Il 29 ottobre si apre all’Intersind la trattativa per il rinnovo del Contratto. Questa volta in un tavolo unitario dove sono presenti tutte le organizzazioni sindacali. Il 20 novembre tutti insieme si presenta una Piattaforma Contrattuale che contiene i nostri due principali obiettivi: il contratto degli assistenti di volo del gruppo Alitalia e una nuova scala parametrale dei salari che tenga conto soprattutto dell’anzianità. Non una piattaforma che ci soddisfa del tutto anche perché siamo comunque coscienti della fragilità della tenuta dei nostri “compagni di viaggio” sempre pronti al richiamo dei loro vertici e ad accorrere al canto della sirena aziendale, ma comunque un documento che inchioda tutti su alcuni punti fondamentali che diventano ben presto patrimonio comune dei lavoratori.

Il 3 dicembre è previsto uno sciopero nazionale unitario degli assistenti di volo di tutte le compagnie aeree contro le modifiche introdotte nel sistema previdenziale obbligatorio dei naviganti (Fondo Volo), ma all’ultimo momento arriva la convocazione del ministro dei trasporti e, come sempre, di fronte ad ogni lieve battito d’ali del mondo politico, Cgil, Cisl e Uil si bloccano. Sciopero rinviato al 16 dicembre e poi ancora sospeso a seguito di un’ordinanza di precettazione del Ministro dei Trasporti. Un po’ come il gatto e la volpe: un ministro ti fa vedere una fetta di salame per farti fermare e l’altro ti da una bastonata prima che tu possa afferrare l’agognata fetta.

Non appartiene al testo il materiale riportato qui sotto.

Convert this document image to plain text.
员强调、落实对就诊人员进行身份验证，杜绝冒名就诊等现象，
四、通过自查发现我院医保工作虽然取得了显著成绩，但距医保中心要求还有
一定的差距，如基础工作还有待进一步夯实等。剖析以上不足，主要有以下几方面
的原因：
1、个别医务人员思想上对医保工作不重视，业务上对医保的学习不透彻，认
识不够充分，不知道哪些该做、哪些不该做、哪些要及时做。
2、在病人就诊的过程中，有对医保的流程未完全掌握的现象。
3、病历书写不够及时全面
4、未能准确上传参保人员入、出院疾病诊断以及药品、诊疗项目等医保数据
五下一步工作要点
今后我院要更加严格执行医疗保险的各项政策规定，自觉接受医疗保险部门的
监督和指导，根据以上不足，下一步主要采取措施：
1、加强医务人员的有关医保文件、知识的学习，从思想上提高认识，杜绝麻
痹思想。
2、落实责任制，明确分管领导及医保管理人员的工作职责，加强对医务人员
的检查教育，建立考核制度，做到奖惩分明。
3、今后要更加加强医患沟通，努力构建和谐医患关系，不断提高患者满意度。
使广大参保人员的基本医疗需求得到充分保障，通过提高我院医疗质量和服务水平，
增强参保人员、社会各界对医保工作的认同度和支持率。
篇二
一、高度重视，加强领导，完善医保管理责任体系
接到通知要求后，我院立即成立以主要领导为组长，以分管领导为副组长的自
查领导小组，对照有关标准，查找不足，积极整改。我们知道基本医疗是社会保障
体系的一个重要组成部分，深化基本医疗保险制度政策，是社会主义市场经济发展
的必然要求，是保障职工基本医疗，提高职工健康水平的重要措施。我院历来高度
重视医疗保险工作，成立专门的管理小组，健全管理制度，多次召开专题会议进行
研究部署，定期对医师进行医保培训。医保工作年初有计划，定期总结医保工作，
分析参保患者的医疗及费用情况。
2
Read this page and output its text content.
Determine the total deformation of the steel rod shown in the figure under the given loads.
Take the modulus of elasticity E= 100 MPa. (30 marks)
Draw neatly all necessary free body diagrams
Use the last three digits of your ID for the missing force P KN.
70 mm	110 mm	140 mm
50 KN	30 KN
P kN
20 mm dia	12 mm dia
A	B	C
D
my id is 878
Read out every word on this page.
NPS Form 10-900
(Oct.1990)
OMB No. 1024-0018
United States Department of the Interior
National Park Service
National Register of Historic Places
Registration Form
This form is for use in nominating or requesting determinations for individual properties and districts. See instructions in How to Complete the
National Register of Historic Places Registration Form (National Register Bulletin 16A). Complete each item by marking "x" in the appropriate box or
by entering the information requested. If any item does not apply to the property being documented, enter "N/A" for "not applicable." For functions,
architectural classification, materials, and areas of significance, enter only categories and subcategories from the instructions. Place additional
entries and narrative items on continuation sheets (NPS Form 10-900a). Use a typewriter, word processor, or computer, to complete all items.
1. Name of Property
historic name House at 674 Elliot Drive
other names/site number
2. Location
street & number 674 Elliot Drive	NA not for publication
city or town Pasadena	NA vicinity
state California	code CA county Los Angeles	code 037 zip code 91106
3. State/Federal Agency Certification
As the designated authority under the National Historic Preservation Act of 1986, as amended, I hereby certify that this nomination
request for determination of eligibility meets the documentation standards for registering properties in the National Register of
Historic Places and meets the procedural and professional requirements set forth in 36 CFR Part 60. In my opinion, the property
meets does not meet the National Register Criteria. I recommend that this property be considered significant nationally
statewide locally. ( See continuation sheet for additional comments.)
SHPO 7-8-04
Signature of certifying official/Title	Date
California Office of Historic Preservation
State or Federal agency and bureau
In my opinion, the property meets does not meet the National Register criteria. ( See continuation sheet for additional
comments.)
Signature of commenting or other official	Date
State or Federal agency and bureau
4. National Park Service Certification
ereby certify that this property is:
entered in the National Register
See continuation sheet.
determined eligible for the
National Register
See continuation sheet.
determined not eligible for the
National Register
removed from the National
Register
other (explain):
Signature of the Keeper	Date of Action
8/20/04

Verso fine anno si svolgono ulteriori riunioni sul rinnovo contrattuale ma l’azienda in pratica dice no su quasi tutti i punti della piattaforma sindacale. Mentre cominciamo a registrare tra i vertici degli altri sindacati atteggiamenti di forte preoccupazione, chiari tentennamenti nel sostenere le posizioni concordate a livello sindacale e ammiccamenti alle posizioni aziendali, riusciamo invece a compattare le strutture di base e di categoria delle altre organizzazioni sindacali. Proprio il 17 dicembre viene pubblicato un comunicato unitario (con la sola esclusione della Uil) a firma delle RSA Assistenti di Volo il cui titolo è esplicativo: “Venti di guerra”. Il sottotitolo ancor di più: “La situazione contrattuale e la trattativa stanno prendendo una china che non ci piace!” e vari pesanti passaggi tra i quali si preannuncia conflitto: “…Da questo momento (le RSA) si riservano di indicare a tutta la categoria un percorso che, a fronte di tali presupposti e senza segnali di una chiara volontà comune di cambiamento sfocerà immancabilmente in uno scontro durissimo contro questa dirigenza aziendale e contro chi la sostiene o accetta le sue logiche…”. Una “minaccia” all’azienda ma, per gli addetti ai lavori, rivolta anche a quei vertici di Cgil e Cisl e soprattutto Uil che stanno assumendo posizioni più ambigue. Sappiamo benissimo che le minacce delle strutture di base degli altri sindacati non reggerebbero ad eventuali imposizioni dei loro vertici e che si scioglierebbero come neve al sole, ma oggi è prioritario dare all’insieme dei lavoratori un segnale forte che in qualche modo stringa all’angolo anche tutti i soggetti sindacali, ormai schierati su molte delle nostre posizioni che vanno molto oltre la loro reale volontà.

Il 30 dicembre si svolge il primo incontro tra il SULTA, ormai il sindacato più rappresentativo degli assistenti di volo e il VNC, il sindacato olandese che rappresenta il 100% della categoria in KLM. Chiaramente si parla dell’accordo Alitalia-KLM che dovrebbe andare in onda dal novembre 1998.